Dans la mesure où plus de 90% des décisions d’achat se font uniquement sur la couverture, l’illustration est stratégique pour l’éditeur et l’auteur n’a contractuellement pas son mot à dire. Mais avec Mnémos et en particulier avec Charlotte, j’ai eu la chance de pouvoir travailler beaucoup plus intelligemment. J’ai essayé de comprendre ses contraintes éditoriales, apporté des idées et fait beaucoup de propositions. Parmi lesquelles Seb à la plume… Charlotte a été un peu réticente au début parce que le plan « j’ai un pôte qui dessine super bien » ça sent potentiellement le roussi. Mais Seb a sorti plusieurs projets et elle est montée au front pour convaincre e comité éditorial de Mnémos de la pertinence de l’approche.

Pertinence qui était double en l’occurrence, parce qu’ensuite Seb a réalisé bénévolement toutes les illustrations qui ont permis de faire la bande annonce. C’est mon frère et un de ses potes qui ont fait tout le montage ainsi que l’animation et c’est un de mes meilleurs amis qui a composé la musique. Ils ont tous un boulot et personne n’habite à paris à part moi et le compositeur. Donc tout le monde bossait la nuit et mettait ses contributions à l’aube sur le ftp qu’on avait monté spécialement. Ils se sont démenés comme des diables, mais au vu du résultat, je crois que personne ne regrette, ni eux, ni moi, ni Mnémos, ni les 1 500 personnes qui ont visionné la bande annonce sur le web (youtube + viméo)…

M.net : L’idée du buzz sur internet venait-elle de toi ? Comment s’est articulée cette campagne de promotion ?

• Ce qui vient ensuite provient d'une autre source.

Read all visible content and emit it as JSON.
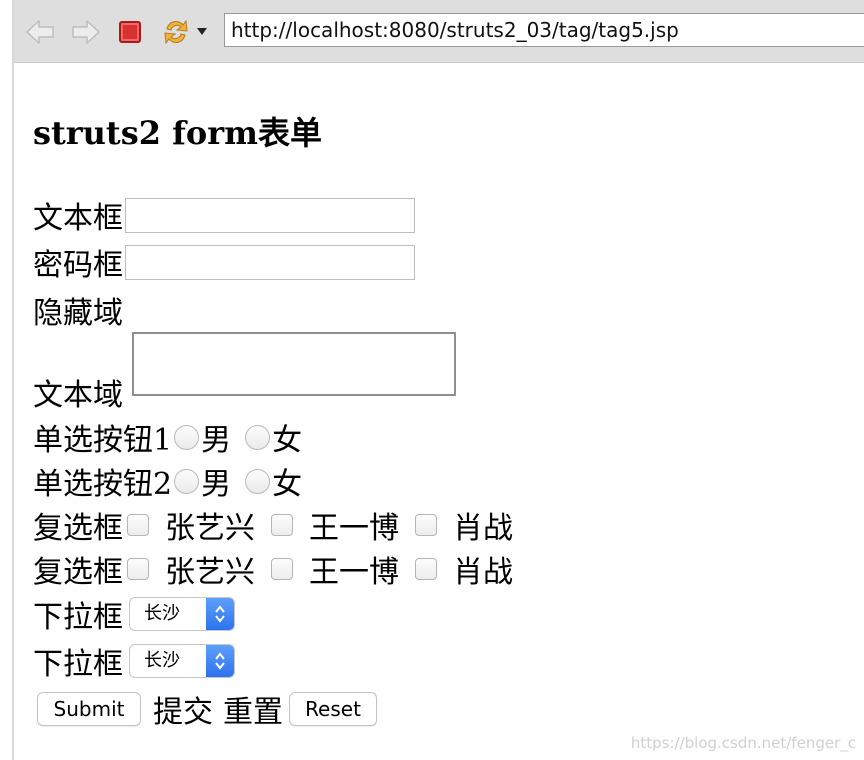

S.N. : Mnémos reste une petite maison d’édition et n’a pas les budgets pour développer des outils de promotion de cette nature. Donc oui, tout ça vient de moi. Charlotte confirmera peut-être avec un brin de sarcasme, mais je ne manque ni d’idées, ni de conviction pour les faire passer, ni d’énergie pour les réaliser. Je n’ai jamais vraiment réfléchi à tout ça comme à une campagne de promotion, j’ai juste essayé d’être ouvert et disponible à tout ce qu’internet permettait de faire autour de la publication d’un roman. J’avais depuis longtemps déjà l’envie de pouvoir disposer de musiques d’ambiance adaptées à mes lectures. Quand je suis passé de l’autre côté de la barrière, j’ai réfléchi à ce qu’on pouvait faire avec les outils disponibles et Deezer c’est imposé comme la meilleure solution. Ensuite, il y a eu le prologue en ligne, l’audio-book, la page facebook, le site internet, et la bande-annonce. Mais pour tout ça, j’ai trouvé des gens prêts à me faire confiance et d’autres, prêts à m’aider à le réaliser. Parce que l’air de rien la seule chose que je sais peut-être vraiment faire, c’est écrire…

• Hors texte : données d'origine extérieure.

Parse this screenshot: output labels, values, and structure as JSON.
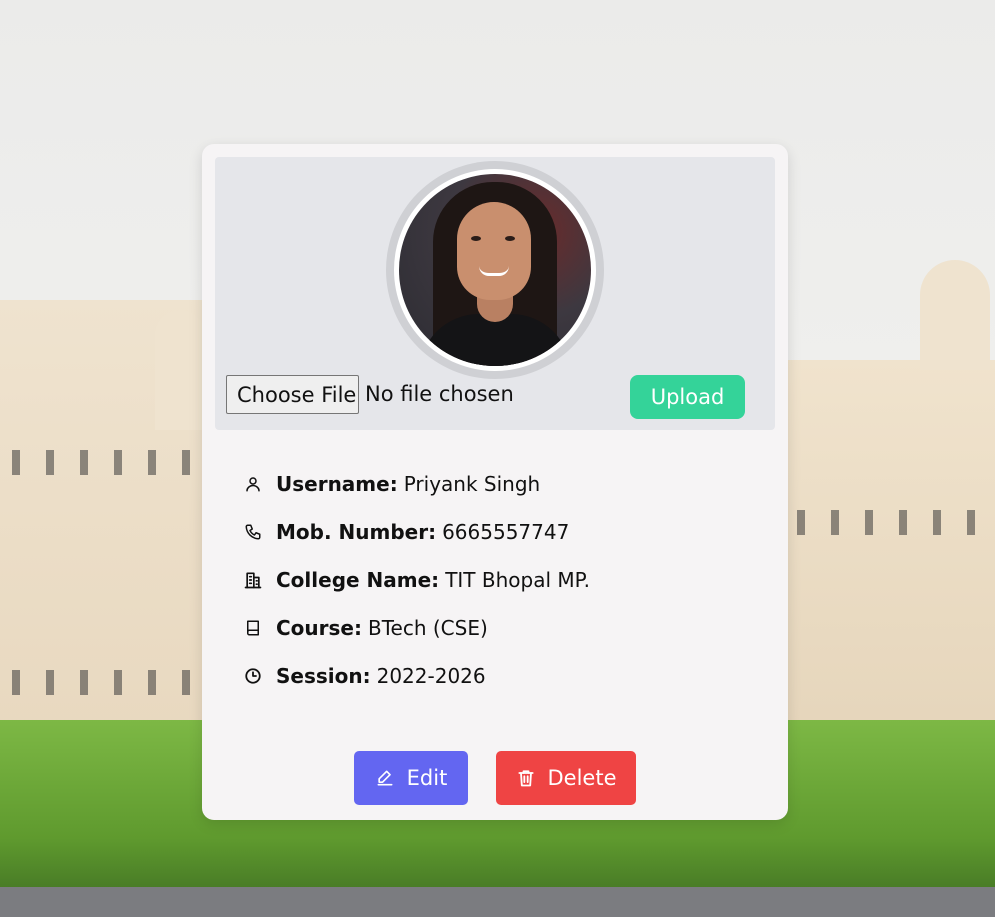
{
  "upload": {
    "choose_file_label": "Choose File",
    "file_status": "No file chosen",
    "upload_label": "Upload"
  },
  "profile": {
    "fields": [
      {
        "icon": "user-icon",
        "label": "Username:",
        "value": "Priyank Singh"
      },
      {
        "icon": "phone-icon",
        "label": "Mob. Number:",
        "value": "6665557747"
      },
      {
        "icon": "building-icon",
        "label": "College Name:",
        "value": "TIT Bhopal MP."
      },
      {
        "icon": "book-icon",
        "label": "Course:",
        "value": "BTech (CSE)"
      },
      {
        "icon": "clock-icon",
        "label": "Session:",
        "value": "2022-2026"
      }
    ]
  },
  "actions": {
    "edit_label": "Edit",
    "delete_label": "Delete"
  },
  "colors": {
    "upload": "#34d399",
    "edit": "#6366f1",
    "delete": "#ef4444",
    "card": "#f6f4f5",
    "header": "#e5e6ea"
  }
}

M.net : As-tu actuellement d’autres projets littéraires ? Seras-tu présent sur des salons, à la rencontre de tes lecteurs ?

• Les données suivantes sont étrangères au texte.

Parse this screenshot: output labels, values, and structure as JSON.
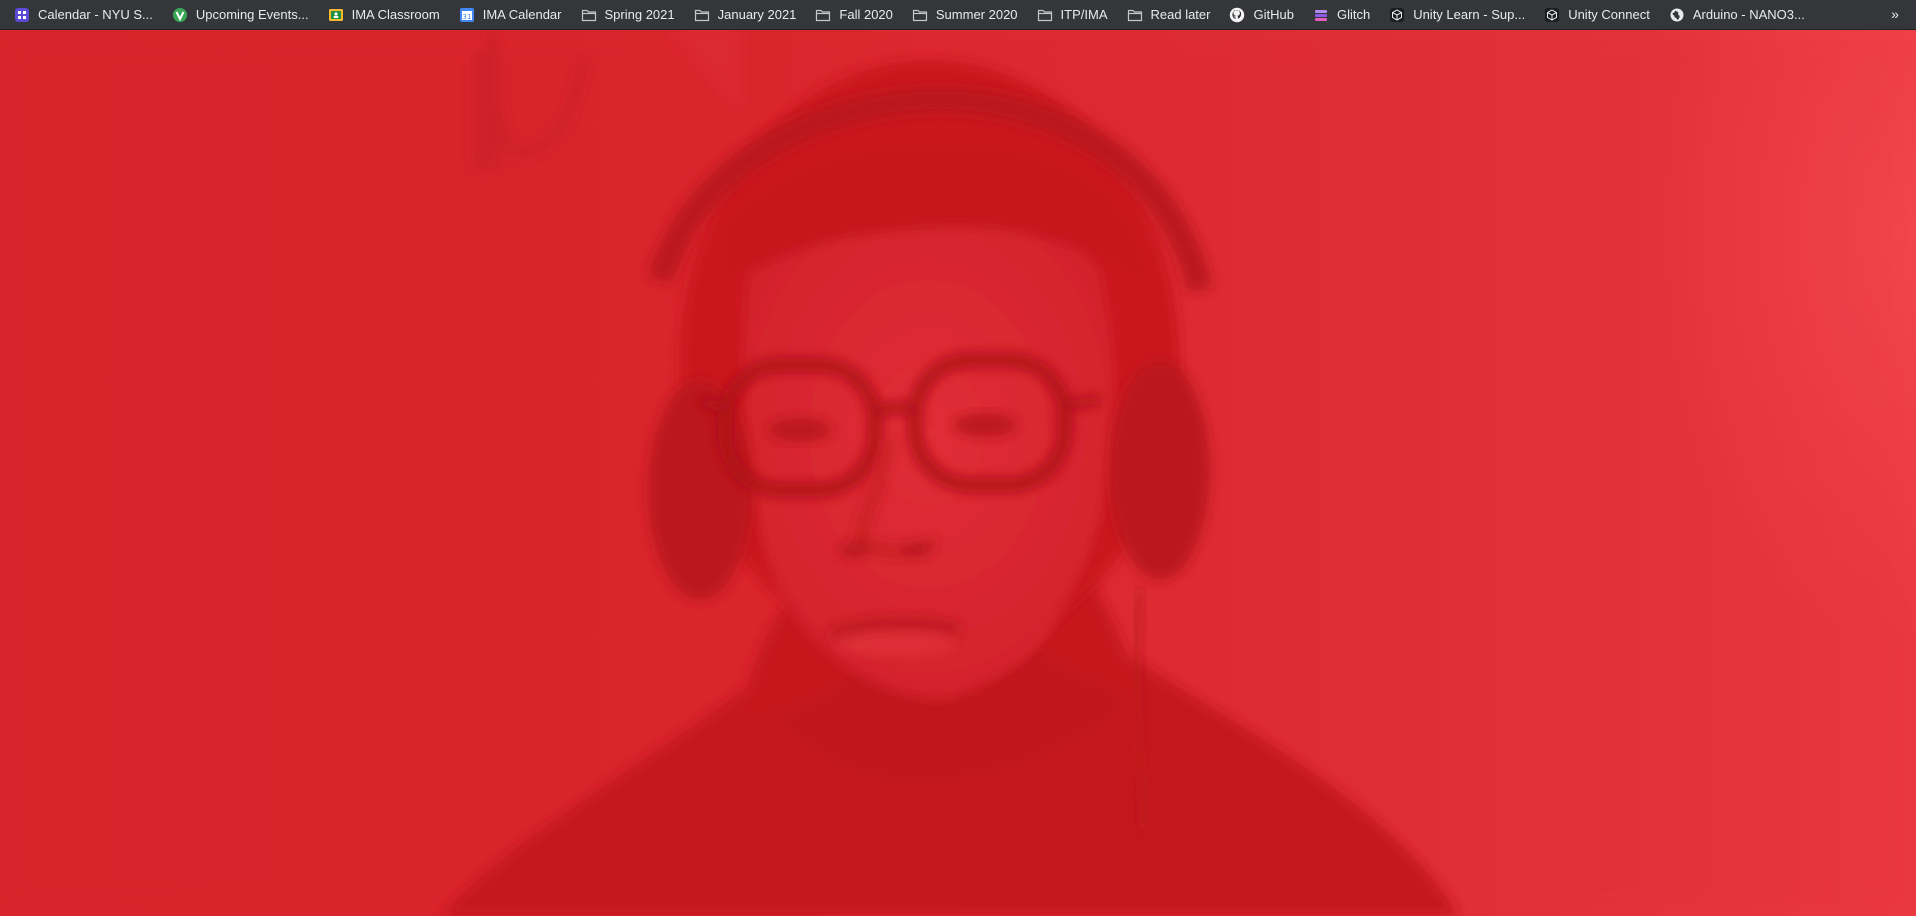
{
  "bookmarks_bar": {
    "items": [
      {
        "label": "Calendar - NYU S...",
        "icon": "calendar-app-icon"
      },
      {
        "label": "Upcoming Events...",
        "icon": "events-app-icon"
      },
      {
        "label": "IMA Classroom",
        "icon": "classroom-icon"
      },
      {
        "label": "IMA Calendar",
        "icon": "google-calendar-icon"
      },
      {
        "label": "Spring 2021",
        "icon": "folder-icon"
      },
      {
        "label": "January 2021",
        "icon": "folder-icon"
      },
      {
        "label": "Fall 2020",
        "icon": "folder-icon"
      },
      {
        "label": "Summer 2020",
        "icon": "folder-icon"
      },
      {
        "label": "ITP/IMA",
        "icon": "folder-icon"
      },
      {
        "label": "Read later",
        "icon": "folder-icon"
      },
      {
        "label": "GitHub",
        "icon": "github-icon"
      },
      {
        "label": "Glitch",
        "icon": "glitch-icon"
      },
      {
        "label": "Unity Learn - Sup...",
        "icon": "unity-icon"
      },
      {
        "label": "Unity Connect",
        "icon": "unity-icon"
      },
      {
        "label": "Arduino - NANO3...",
        "icon": "globe-icon"
      }
    ],
    "overflow_label": "»"
  },
  "colors": {
    "toolbar_bg": "#35363a",
    "toolbar_text": "#e8eaed",
    "video_tint": "#d7232b"
  }
}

S.N. : Oui bien sûr j’ai d’autres projets. Une nouvelle d’abord, dans l’univers de Chevaucheur d’Ouragan, qui est terminée et sera publiée dans l’anthologie Victimes et Bourreaux du festival des Imaginales. On y découvrira comment Drago a rencontré pour la première fois l’infortunée Tao Wang Li dont Leukaïstos croise le destin tragique dans le quatrième acte du roman. Drago étant ce qu’il est, et le thème m’ayant bien inspiré, je préviens les âmes sensibles qu’ils ne se marièrent pas et n’eurent jamais d’enfants…

Je suis en train d’écrire un thriller financier dans l’univers impitoyable des salles de marché en essayant d’ouvrir des perspectives sur ce qui se cache derrière ce CAC 40 planant au-dessus de nos têtes comme une météo imprévisible et parfois désastreuse. Je ne tourne d’ailleurs que superficiellement le dos aux littératures de l’imaginaire car pour la plupart des gens, ce que je mets en scène dans ce livre est sans doute de la pure science-fiction, alors que tout est documenté. Mais il faudra le lire pour se faire un avis. Et pour ça, il faut d’abord que je finisse de l’écrire !

Et puis ensuite, il y aura la suite de Chevaucheur d’Ouragan dont la matière est déjà là presque intégralement et dont les personnages fourbissent leurs armes pendant que je regarde ailleurs…

M.net : Merci Sam pour cet excellent roman et pour ta disponibilité. Je te souhaite tout le succès possible dans tes aventures littéraires.

S.N.: Merci à eMaginarock et à bientôt j’espère.